20-30 saltine crackers
1 cup butter
1 cup packed brown sugar
1 teaspoon vanilla
½ teaspoon salt
2 cups milk chocolate chips
Decorative sprinkles and/or candies
Heat the oven to 350 degrees. Line a 10” x 15” pan with foil and spray the foil with nonstick cooking spray.
Place the crackers in a single layer on the prepared pan. Mine didn’t fit perfectly but it didn’t make a difference.
In a large saucepan, melt the butter and brown sugar, stirring frequently, over medium-high heat. Bring the mixture to a boil and boil for three minutes, stirring frequently. The mixture will be between 270 and 290 degrees on a candy thermometer.

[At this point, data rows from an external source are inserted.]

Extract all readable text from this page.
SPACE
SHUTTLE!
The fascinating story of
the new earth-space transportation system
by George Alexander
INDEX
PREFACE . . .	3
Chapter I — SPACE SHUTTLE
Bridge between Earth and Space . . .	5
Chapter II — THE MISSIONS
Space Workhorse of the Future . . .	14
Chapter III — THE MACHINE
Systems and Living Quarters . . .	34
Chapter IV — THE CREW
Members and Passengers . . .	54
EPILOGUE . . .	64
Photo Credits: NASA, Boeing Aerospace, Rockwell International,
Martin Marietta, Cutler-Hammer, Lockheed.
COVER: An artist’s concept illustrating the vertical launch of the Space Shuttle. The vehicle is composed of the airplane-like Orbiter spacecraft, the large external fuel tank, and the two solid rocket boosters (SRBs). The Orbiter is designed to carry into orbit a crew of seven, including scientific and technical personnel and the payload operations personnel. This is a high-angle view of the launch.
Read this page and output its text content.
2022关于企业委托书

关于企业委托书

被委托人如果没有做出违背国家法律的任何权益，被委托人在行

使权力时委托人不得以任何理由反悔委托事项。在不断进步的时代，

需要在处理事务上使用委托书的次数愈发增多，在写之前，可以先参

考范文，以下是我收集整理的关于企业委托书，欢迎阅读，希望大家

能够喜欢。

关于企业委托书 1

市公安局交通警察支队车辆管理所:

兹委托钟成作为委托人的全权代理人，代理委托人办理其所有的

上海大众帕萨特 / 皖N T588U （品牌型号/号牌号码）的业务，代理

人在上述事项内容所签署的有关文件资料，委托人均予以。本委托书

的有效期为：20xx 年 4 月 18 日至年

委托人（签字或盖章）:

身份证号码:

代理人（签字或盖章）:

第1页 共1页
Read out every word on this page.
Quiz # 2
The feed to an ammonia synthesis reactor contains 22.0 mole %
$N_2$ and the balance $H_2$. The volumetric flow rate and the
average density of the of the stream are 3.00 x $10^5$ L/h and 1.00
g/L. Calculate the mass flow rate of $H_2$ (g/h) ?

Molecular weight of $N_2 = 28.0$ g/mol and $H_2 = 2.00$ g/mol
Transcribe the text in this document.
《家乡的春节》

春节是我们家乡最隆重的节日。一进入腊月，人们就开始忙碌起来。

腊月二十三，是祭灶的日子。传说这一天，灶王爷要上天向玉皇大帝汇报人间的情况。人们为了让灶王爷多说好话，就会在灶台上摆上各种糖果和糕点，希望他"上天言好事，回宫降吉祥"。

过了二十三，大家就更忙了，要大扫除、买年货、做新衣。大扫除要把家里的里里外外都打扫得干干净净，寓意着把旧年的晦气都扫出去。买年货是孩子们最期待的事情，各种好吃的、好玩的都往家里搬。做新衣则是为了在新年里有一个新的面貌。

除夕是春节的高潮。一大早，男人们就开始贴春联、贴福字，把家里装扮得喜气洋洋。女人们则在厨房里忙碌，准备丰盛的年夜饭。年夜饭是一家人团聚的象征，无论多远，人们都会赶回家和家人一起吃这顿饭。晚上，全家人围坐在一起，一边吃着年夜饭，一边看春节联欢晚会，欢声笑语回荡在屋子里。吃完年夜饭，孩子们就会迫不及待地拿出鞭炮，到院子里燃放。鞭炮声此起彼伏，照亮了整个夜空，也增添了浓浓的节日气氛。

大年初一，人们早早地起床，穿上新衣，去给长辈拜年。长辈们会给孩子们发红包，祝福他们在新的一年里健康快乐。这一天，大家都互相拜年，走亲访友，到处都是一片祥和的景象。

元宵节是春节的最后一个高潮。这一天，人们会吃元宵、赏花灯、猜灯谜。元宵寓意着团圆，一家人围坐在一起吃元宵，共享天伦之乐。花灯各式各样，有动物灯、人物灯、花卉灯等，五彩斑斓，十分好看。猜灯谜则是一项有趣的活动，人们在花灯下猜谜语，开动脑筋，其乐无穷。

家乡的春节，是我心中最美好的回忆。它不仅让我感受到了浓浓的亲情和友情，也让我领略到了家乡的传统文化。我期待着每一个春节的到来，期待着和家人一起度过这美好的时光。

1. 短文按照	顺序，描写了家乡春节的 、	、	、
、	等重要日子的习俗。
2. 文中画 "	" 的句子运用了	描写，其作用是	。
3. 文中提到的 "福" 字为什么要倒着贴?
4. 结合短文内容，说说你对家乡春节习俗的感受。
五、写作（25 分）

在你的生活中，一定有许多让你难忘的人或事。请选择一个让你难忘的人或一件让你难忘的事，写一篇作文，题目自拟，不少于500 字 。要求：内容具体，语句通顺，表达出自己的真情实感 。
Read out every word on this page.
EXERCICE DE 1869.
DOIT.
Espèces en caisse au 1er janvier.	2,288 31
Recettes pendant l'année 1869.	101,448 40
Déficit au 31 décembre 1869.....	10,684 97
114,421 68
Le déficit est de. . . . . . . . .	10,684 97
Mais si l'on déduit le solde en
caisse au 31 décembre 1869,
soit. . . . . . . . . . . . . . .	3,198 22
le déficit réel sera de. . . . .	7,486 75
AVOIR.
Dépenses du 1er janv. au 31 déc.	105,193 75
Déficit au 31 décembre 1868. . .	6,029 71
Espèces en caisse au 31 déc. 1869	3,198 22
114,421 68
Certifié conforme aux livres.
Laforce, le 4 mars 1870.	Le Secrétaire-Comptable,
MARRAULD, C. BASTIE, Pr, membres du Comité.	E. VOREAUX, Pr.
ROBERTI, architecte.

Remove from the heat and stir in the vanilla and salt. Pour the mixture over the crackers and spread evenly.
Bake for 5 minutes, until the caramel is bubbling vigorously. Remove it from the oven and sprinkle evenly with the milk chocolate chips. Cover the baking sheet with foil and allow it to sit for 5 minutes.
After 5 minutes, remove the foil and gently spread the chocolate evenly over the cracker toffee. Top with decorative sprinkles or candies. Refrigerate for at least two hours.
Once cooled, remove from the pan and peel away the foil. “Crack” the toffee with your hands or use a knife to create irregular pieces. Store in an airtight container.